I’m sure there’s something in a shade of gray
Or something in between
And I can always change my name
If that’s what you mean
“Down By The Water”
by PJ Harvey
Key lyric: “Come back here and give me my daughter”
Mental illness addressed: the dread of the disease returning.
Not actually about a missing daughter (the song is a rorschach test for loss of innocence), “Down By The Water” almost transcends description due to anyone’s ability to really know what PJ Harvey is talking about.
Through it’s vagueness “Down By The Water”, of all the songs on this list, best conveys the uneasiness that a mental illness imparts on its victim.
Speaking only to my own experience, even with mild depression there is the feeling at the onset of an episode, that you have no control over what is about to come (hopelessness a convenient side-effect of the disease). Feeling that light being pulled away, feeling yourself losing what you will come to look back on as a more innocent time: this song gives me that pit-of-my-stomach feeling.
There is no romanticism in “that blue-eyed girl, became blue-eyed whore” the way Harvey sings it, over a synth dirty enough to put you in the mud with it.

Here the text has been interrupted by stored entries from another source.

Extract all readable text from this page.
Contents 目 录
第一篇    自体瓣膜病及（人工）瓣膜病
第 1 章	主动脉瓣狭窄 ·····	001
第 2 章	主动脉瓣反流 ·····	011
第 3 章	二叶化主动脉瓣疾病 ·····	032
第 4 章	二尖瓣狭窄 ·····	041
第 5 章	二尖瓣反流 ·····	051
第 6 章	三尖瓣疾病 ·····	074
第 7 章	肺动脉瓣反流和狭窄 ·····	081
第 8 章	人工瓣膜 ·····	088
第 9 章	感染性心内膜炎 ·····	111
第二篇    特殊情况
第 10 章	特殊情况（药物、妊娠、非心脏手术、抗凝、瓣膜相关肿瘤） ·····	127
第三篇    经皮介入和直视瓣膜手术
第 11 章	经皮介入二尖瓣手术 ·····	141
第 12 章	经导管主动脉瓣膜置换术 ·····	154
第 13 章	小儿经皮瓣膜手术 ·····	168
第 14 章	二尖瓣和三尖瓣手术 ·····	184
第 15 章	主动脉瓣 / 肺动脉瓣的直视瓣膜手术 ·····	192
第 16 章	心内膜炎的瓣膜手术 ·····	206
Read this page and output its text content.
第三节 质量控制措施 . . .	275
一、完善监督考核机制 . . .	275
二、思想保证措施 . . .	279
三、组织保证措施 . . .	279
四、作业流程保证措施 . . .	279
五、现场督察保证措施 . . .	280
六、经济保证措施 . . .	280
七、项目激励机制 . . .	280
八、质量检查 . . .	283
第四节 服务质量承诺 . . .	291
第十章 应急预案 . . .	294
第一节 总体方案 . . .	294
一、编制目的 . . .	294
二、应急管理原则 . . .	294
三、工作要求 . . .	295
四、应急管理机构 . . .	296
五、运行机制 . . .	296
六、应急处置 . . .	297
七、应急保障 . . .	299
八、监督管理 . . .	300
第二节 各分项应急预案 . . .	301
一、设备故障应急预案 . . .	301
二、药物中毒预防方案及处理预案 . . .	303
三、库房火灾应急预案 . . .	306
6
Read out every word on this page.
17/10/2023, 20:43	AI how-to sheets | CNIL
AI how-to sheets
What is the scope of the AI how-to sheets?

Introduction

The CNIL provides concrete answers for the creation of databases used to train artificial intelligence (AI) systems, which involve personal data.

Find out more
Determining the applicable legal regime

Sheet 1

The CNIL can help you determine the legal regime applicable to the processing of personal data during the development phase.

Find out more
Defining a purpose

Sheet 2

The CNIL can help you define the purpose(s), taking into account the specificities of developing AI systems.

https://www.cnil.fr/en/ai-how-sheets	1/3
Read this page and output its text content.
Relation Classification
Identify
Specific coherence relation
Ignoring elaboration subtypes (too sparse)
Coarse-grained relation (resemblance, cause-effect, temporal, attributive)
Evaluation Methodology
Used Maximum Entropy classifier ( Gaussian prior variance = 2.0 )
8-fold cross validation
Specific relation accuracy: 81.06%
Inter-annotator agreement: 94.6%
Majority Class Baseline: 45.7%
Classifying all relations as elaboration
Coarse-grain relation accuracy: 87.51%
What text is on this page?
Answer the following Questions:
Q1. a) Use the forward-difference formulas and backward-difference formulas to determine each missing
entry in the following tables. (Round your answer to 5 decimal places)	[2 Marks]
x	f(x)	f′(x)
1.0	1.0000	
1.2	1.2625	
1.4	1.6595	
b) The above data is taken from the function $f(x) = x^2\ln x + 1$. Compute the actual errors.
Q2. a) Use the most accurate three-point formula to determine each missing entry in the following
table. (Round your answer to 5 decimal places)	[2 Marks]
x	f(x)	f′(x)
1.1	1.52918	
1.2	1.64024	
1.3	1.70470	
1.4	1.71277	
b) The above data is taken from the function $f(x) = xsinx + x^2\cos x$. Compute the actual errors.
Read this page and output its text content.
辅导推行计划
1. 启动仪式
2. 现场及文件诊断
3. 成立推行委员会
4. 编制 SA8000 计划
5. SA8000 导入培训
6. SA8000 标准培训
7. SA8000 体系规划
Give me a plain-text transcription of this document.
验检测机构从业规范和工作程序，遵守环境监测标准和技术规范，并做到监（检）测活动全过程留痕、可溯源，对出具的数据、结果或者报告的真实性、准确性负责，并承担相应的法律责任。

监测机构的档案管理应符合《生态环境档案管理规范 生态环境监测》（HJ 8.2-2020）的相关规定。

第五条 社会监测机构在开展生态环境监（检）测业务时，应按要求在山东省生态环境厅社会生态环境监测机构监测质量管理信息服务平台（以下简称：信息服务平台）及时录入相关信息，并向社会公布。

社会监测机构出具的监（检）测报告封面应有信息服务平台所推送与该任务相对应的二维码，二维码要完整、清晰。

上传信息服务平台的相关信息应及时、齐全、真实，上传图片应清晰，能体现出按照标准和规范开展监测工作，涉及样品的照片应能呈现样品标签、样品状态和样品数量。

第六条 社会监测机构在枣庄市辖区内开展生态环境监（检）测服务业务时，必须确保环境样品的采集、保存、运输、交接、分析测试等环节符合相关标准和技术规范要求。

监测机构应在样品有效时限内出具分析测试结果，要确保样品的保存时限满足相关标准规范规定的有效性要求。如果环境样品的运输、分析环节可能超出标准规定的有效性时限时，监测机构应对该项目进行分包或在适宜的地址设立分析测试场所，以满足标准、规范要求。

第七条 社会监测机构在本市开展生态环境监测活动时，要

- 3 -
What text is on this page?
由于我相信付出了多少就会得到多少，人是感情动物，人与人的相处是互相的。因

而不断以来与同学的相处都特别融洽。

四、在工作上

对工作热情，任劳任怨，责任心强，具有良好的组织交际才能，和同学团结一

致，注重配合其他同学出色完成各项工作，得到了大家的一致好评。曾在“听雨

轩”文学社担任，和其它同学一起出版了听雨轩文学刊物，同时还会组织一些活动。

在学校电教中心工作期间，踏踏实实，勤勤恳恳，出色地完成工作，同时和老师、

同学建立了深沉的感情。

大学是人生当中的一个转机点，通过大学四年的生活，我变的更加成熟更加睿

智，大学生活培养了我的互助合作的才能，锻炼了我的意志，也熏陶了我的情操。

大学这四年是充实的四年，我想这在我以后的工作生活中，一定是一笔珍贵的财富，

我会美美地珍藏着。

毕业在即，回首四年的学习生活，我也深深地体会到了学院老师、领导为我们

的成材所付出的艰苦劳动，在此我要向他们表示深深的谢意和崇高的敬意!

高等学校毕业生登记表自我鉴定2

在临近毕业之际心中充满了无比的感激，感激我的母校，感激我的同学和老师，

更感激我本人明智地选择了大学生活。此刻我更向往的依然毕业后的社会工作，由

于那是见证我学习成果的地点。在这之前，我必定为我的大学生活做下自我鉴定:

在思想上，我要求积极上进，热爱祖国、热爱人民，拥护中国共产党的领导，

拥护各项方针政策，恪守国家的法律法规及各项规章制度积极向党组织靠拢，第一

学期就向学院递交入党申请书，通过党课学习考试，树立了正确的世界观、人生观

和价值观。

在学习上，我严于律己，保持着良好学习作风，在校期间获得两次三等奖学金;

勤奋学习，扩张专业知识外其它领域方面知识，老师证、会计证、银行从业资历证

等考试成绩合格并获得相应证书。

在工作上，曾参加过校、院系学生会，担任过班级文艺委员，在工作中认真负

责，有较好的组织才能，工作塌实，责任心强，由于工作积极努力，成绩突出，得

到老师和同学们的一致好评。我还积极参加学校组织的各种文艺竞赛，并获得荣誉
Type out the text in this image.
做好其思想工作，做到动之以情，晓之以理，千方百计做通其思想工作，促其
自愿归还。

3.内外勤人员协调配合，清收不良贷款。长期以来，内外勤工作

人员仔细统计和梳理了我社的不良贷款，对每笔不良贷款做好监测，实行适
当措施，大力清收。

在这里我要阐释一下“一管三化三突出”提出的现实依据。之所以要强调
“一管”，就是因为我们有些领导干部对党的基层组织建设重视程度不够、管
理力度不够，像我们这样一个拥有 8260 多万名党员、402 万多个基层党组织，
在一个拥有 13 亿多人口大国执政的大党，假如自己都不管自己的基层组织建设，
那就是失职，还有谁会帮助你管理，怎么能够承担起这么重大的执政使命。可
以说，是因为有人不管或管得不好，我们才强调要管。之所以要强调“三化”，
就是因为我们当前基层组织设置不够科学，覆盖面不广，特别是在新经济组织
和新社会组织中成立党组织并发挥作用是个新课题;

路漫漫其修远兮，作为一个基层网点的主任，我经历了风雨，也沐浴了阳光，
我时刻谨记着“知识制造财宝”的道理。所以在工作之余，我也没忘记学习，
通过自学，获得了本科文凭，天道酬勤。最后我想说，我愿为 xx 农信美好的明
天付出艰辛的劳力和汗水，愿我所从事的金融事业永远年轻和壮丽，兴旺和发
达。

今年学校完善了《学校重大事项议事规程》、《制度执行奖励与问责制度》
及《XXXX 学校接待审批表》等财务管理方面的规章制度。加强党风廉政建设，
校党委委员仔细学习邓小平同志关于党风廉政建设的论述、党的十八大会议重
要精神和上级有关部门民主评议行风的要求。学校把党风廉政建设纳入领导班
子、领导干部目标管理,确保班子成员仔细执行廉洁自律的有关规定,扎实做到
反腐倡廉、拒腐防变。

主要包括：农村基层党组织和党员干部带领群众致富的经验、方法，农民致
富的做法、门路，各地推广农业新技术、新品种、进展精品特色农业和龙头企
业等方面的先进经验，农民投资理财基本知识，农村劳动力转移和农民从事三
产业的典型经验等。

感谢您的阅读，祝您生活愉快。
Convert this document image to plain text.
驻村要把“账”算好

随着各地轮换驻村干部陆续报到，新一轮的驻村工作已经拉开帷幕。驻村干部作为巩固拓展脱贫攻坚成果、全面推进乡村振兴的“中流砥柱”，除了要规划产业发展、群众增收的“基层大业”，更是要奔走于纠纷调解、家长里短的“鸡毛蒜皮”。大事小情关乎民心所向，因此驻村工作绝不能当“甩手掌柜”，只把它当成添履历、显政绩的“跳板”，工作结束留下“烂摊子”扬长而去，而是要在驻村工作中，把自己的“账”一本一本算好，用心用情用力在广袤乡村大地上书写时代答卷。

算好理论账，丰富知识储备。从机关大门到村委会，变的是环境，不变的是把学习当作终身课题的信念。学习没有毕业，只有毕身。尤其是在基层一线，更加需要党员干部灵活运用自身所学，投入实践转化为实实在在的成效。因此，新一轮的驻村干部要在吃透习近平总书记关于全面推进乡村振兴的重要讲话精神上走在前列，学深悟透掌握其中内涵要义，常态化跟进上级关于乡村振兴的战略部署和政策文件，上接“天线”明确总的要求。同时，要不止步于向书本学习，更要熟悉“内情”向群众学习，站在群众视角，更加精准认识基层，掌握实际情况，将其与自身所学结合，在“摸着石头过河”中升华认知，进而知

It is musically (backing vocals sung almost atonally), as well as lyrically, unsettling, giving the term earworm a sudden hits-too-close-to-home meaning.
I had to lose her
To do her harm
I heard her holler
I heard her moan
When Harvey gets to the whispering part, “little fish, big fish”, the song reaches its ultimate form and subsequently must end itself.
“Down By The Water” is what happened when 90s Alternative Music wrote a children’s song from the Victorian era, a ring around the rosey for human trafficking.
“Self Esteem”
by The Offspring
Key lyric: “I got no self-esteem”
Mental Health Issue addressed: low self-esteem.
If it hasn’t become apparent, 90s pop-rock was full of artists that were big into extolling their own fucked-upedness.
So big a top 10 hit on the Mainstream Rock charts was called “Self Esteem”, and it wasn’t about the good kind.
And that’s one of my favorite attributes of Gen-X: just fuck everything, especially rules, and fucking day jobs and, like, grammatical structures and why the fuck are we taking all this shit so seriously when we’re all just gonna die anyway? So, nihilism I suppose. But with a fun set of riffs.
“Self Esteem”, while claiming to be sung by a man with “no self esteem” is both self-flagellation and humble-bragadoccio: I can’t stop getting laid even though I hate myself!
And if a woman who is saying all she wants is you, but then you wonder why she goes and sleeps with your friends isn’t enough to lower your self-esteem this study drew the conclusion that “women’s moans and sighs are not an involuntary reaction to male sexual prowess, but a way of exerting influence over their partner’s sexual response”.
“Possum Kingdom”
by The Toadies
Key lyric: all of them.
Mental Illness Embodied: Serial Killer-ism, probably.
It’s hard to find one line that’s any more or less creepy than any other on “Possum Kingdom”
Similar to “Down By The Water”, The Toadies “Possum Kingdom” is too comfortable in its own skin. Dissimilar to the one fish, two fish song, “Possum Kingdom” is less ambiguous as to its intent.
The entire song is nothing less than the internal monologue of an obsessive killer as he vacillates from adulation and worship to murderous contempt towards a young woman he’s convinced (or convinced himself he isn’t forcing) to meet him “behind the boathouse”.
The song starts out with gruff demands “make up your mind, decide to walk with me” and doesn’t get better from there.
The random bursts of repetition (“forever….forever”, and “do you wanna die”) and scattered structure feel like a mind on the edge of breaking: there are so many hooks that almost any other line could be the chorus, disorienting us, just as the narrator wants.
From the sudden escalation in aggression (“be my angel” followed by, “do you want to die?”), to the narrator’s insistence that he will “treat you well”, (but only if Jesus helps), “Possum Kingdom” is either the diary of of Jason Vorhees, or it’s a commentary on how every man contains within him the darker impulses of America’s rigid, male heterosexuality. Either way it is successful at what it does and way catchier than it should be.